Is Repeater-Assisted Massive MIMO Compatible with Dynamic TDD?

TL;DR

This paper develops an optimization framework for repeater gain in dynamic TDD massive MIMO networks, balancing amplification of desired signals against interference to improve spectral efficiency.

Contribution

It introduces a joint amplification and phase shift optimization method for repeater gain in dynamic TDD massive MIMO, addressing interference challenges.

Findings

The proposed algorithm effectively calibrates repeater gain to enhance desired signals.

Spectral efficiencies are derived for both uplink and downlink in the presence of repeaters.

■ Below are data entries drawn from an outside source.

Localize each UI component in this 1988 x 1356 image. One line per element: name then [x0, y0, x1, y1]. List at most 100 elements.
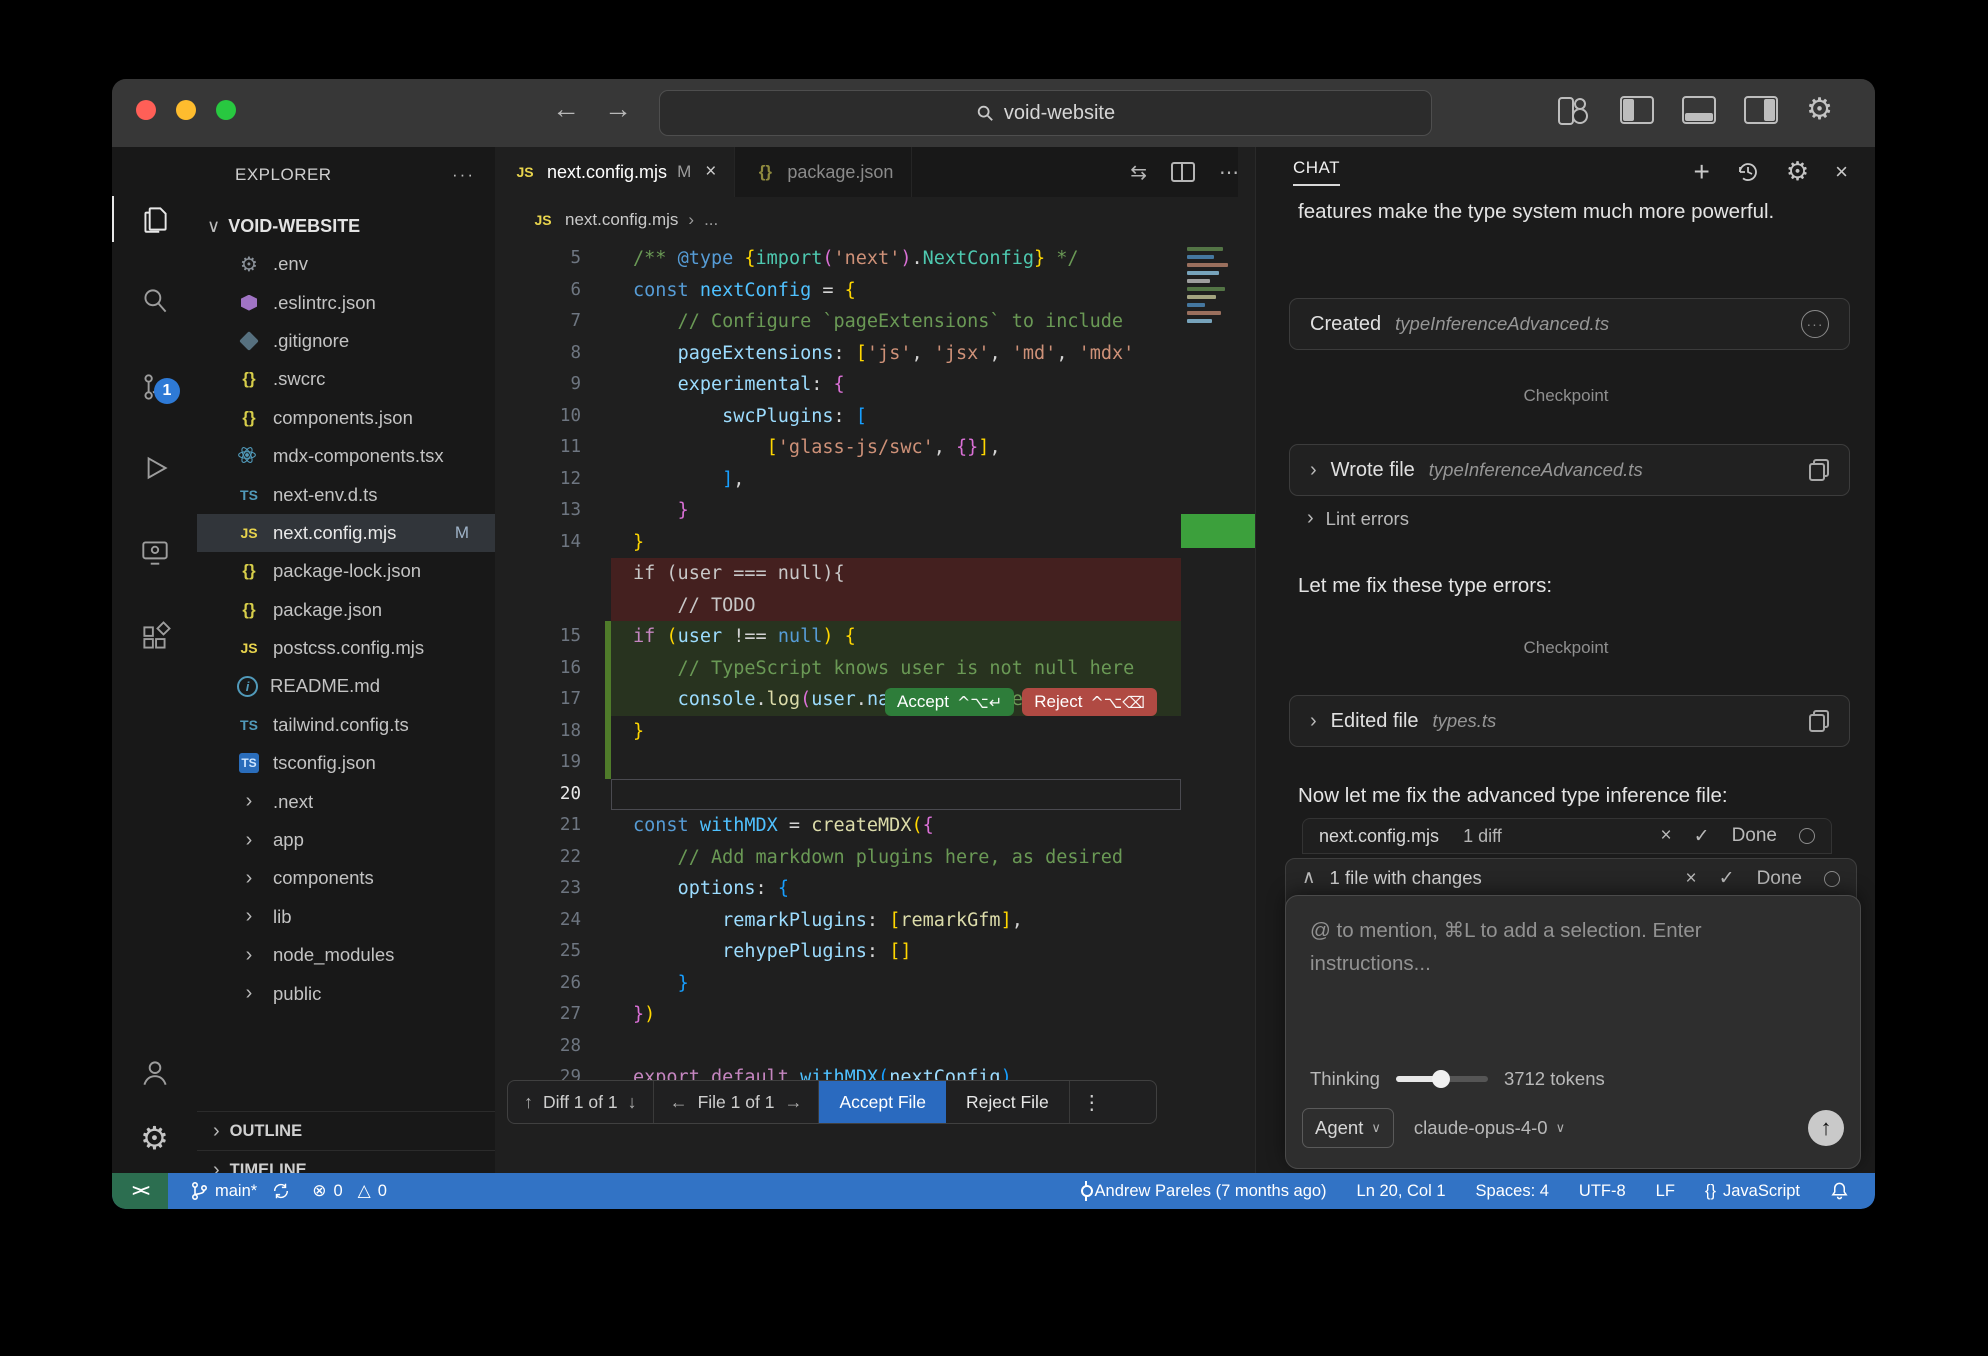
open-changes-icon[interactable]: ⇆	[1130, 160, 1147, 185]
edited-file-card[interactable]: › Edited file types.ts	[1289, 695, 1850, 747]
slider-knob[interactable]	[1432, 1070, 1450, 1088]
window-maximize-button[interactable]	[216, 100, 236, 120]
file-row--env[interactable]: ⚙.env	[197, 245, 495, 283]
code-line-15[interactable]: 15if (user !== null) {	[495, 621, 1181, 653]
window-close-button[interactable]	[136, 100, 156, 120]
accept-file-button[interactable]: Accept File	[819, 1081, 946, 1123]
code-line-22[interactable]: 22 // Add markdown plugins here, as desi…	[495, 842, 1181, 874]
blame-item[interactable]: Andrew Pareles (7 months ago)	[1084, 1181, 1327, 1201]
code-line-23[interactable]: 23 options: {	[495, 873, 1181, 905]
extensions-icon[interactable]	[112, 607, 197, 669]
eol-item[interactable]: LF	[1656, 1182, 1675, 1201]
copy-icon[interactable]	[1809, 459, 1829, 481]
code-line-19[interactable]: 19	[495, 747, 1181, 779]
code-line-27[interactable]: 27})	[495, 999, 1181, 1031]
source-control-icon[interactable]: 1	[112, 356, 197, 418]
toggle-secondary-sidebar-icon[interactable]	[1744, 96, 1778, 124]
file-row-public[interactable]: ›public	[197, 974, 495, 1012]
checkpoint-marker[interactable]: Checkpoint	[1256, 386, 1875, 406]
settings-gear-icon[interactable]: ⚙	[1806, 95, 1833, 125]
file-row-tsconfig-json[interactable]: TStsconfig.json	[197, 744, 495, 782]
wrote-file-card[interactable]: › Wrote file typeInferenceAdvanced.ts	[1289, 444, 1850, 496]
accept-diff-button[interactable]: Accept ^⌥↵	[885, 688, 1014, 716]
chat-input-box[interactable]: @ to mention, ⌘L to add a selection. Ent…	[1285, 895, 1861, 1169]
minimap[interactable]	[1181, 243, 1238, 1173]
file-row-components[interactable]: ›components	[197, 859, 495, 897]
reject-diff-button[interactable]: Reject ^⌥⌫	[1022, 688, 1157, 716]
chat-close-icon[interactable]: ×	[1835, 159, 1848, 185]
root-folder-row[interactable]: ∨ VOID-WEBSITE	[207, 207, 495, 245]
command-center-search[interactable]: void-website	[659, 90, 1432, 136]
file-row-lib[interactable]: ›lib	[197, 898, 495, 936]
window-minimize-button[interactable]	[176, 100, 196, 120]
language-item[interactable]: {} JavaScript	[1705, 1182, 1800, 1201]
explorer-icon[interactable]	[112, 188, 197, 250]
file-row-package-json[interactable]: {}package.json	[197, 591, 495, 629]
remote-explorer-icon[interactable]	[112, 521, 197, 583]
split-editor-icon[interactable]	[1171, 162, 1195, 182]
next-file-icon[interactable]: →	[784, 1092, 802, 1113]
file-row-postcss-config-mjs[interactable]: JSpostcss.config.mjs	[197, 629, 495, 667]
file-row-next-config-mjs[interactable]: JSnext.config.mjsM	[197, 514, 495, 552]
tab-next-config-mjs[interactable]: JS next.config.mjs M ×	[495, 147, 735, 197]
thinking-slider[interactable]	[1396, 1076, 1488, 1082]
customize-layout-icon[interactable]	[1558, 97, 1592, 123]
code-line-8[interactable]: 8 pageExtensions: ['js', 'jsx', 'md', 'm…	[495, 338, 1181, 370]
pending-diff-row[interactable]: next.config.mjs 1 diff × ✓ Done	[1302, 818, 1832, 854]
code-line-11[interactable]: 11 ['glass-js/swc', {}],	[495, 432, 1181, 464]
toggle-panel-icon[interactable]	[1682, 96, 1716, 124]
checkpoint-marker[interactable]: Checkpoint	[1256, 638, 1875, 658]
send-button[interactable]: ↑	[1808, 1110, 1844, 1146]
code-line-5[interactable]: 5/** @type {import('next').NextConfig} *…	[495, 243, 1181, 275]
git-branch-item[interactable]: main*	[190, 1181, 290, 1201]
lint-errors-row[interactable]: › Lint errors	[1307, 507, 1409, 530]
code-line-diff[interactable]: if (user === null){	[495, 558, 1181, 590]
close-tab-icon[interactable]: ×	[705, 161, 716, 183]
file-row-tailwind-config-ts[interactable]: TStailwind.config.ts	[197, 706, 495, 744]
reject-all-x-icon[interactable]: ×	[1686, 868, 1697, 890]
chevron-up-icon[interactable]: ∧	[1302, 867, 1316, 888]
file-row-readme-md[interactable]: iREADME.md	[197, 667, 495, 705]
accept-all-check-icon[interactable]: ✓	[1719, 867, 1735, 890]
explorer-more-icon[interactable]: ···	[452, 165, 475, 185]
chat-tab[interactable]: CHAT	[1293, 158, 1340, 186]
file-row--gitignore[interactable]: .gitignore	[197, 322, 495, 360]
outline-section[interactable]: › OUTLINE	[197, 1111, 495, 1151]
encoding-item[interactable]: UTF-8	[1579, 1182, 1626, 1201]
manage-gear-icon[interactable]: ⚙	[112, 1107, 197, 1169]
remote-indicator[interactable]: ><	[112, 1173, 168, 1209]
code-line-25[interactable]: 25 rehypePlugins: []	[495, 936, 1181, 968]
file-row-node-modules[interactable]: ›node_modules	[197, 936, 495, 974]
new-chat-icon[interactable]: +	[1693, 156, 1709, 188]
code-line-9[interactable]: 9 experimental: {	[495, 369, 1181, 401]
notifications-bell-icon[interactable]	[1830, 1181, 1849, 1201]
breadcrumb[interactable]: JS next.config.mjs › ...	[495, 197, 1255, 243]
file-row-mdx-components-tsx[interactable]: mdx-components.tsx	[197, 437, 495, 475]
prev-diff-icon[interactable]: ↑	[524, 1092, 533, 1113]
problems-item[interactable]: ⊗ 0 △ 0	[312, 1181, 387, 1201]
back-arrow-icon[interactable]: ←	[552, 93, 580, 125]
code-line-7[interactable]: 7 // Configure `pageExtensions` to inclu…	[495, 306, 1181, 338]
search-sidebar-icon[interactable]	[112, 270, 197, 332]
code-line-28[interactable]: 28	[495, 1031, 1181, 1063]
diffbar-more-icon[interactable]: ⋮	[1070, 1081, 1114, 1123]
ellipsis-icon[interactable]: ···	[1801, 310, 1829, 338]
code-line-21[interactable]: 21const withMDX = createMDX({	[495, 810, 1181, 842]
code-line-6[interactable]: 6const nextConfig = {	[495, 275, 1181, 307]
tab-package-json[interactable]: {} package.json	[735, 147, 912, 197]
code-line-26[interactable]: 26 }	[495, 968, 1181, 1000]
copy-icon[interactable]	[1809, 710, 1829, 732]
file-row--eslintrc-json[interactable]: .eslintrc.json	[197, 283, 495, 321]
code-line-14[interactable]: 14}	[495, 527, 1181, 559]
code-line-20[interactable]: 20	[495, 779, 1181, 811]
file-row--next[interactable]: ›.next	[197, 782, 495, 820]
reject-x-icon[interactable]: ×	[1661, 825, 1672, 847]
toggle-primary-sidebar-icon[interactable]	[1620, 96, 1654, 124]
indentation-item[interactable]: Spaces: 4	[1476, 1182, 1549, 1201]
history-icon[interactable]	[1736, 160, 1760, 184]
mode-dropdown[interactable]: Agent ∨	[1302, 1108, 1394, 1148]
code-editor[interactable]: 5/** @type {import('next').NextConfig} *…	[495, 243, 1181, 1094]
cursor-position-item[interactable]: Ln 20, Col 1	[1357, 1182, 1446, 1201]
run-debug-icon[interactable]	[112, 437, 197, 499]
file-row-app[interactable]: ›app	[197, 821, 495, 859]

Numerical results demonstrate improved performance through optimized gain calibration.

Abstract

We present a framework for joint amplification and phase shift optimization of the repeater gain in dynamic time-division duplex (TDD) repeater-assisted massive MIMO networks. Repeaters, being active scatterers with amplification and phase shift, enhance the received signal strengths for users. However, they inevitably also amplify undesired noise and interference signals, which become particularly prominent in dynamic TDD systems due to the concurrent downlink (DL) and uplink (UL) transmissions, introducing cross-link interference among access points and users operating in opposite transmit directions. This causes a non-trivial trade-off between amplification of desired and undesired signals. To underpin the conditions under which such a trade-off can improve performance, we first derive DL and UL spectral efficiencies (SEs), and then develop a repeater gain optimization algorithm for SE maximization. Numerically, we show that our proposed algorithm successfully calibrates the repeater gain to amplify the desired signal while limiting the interference.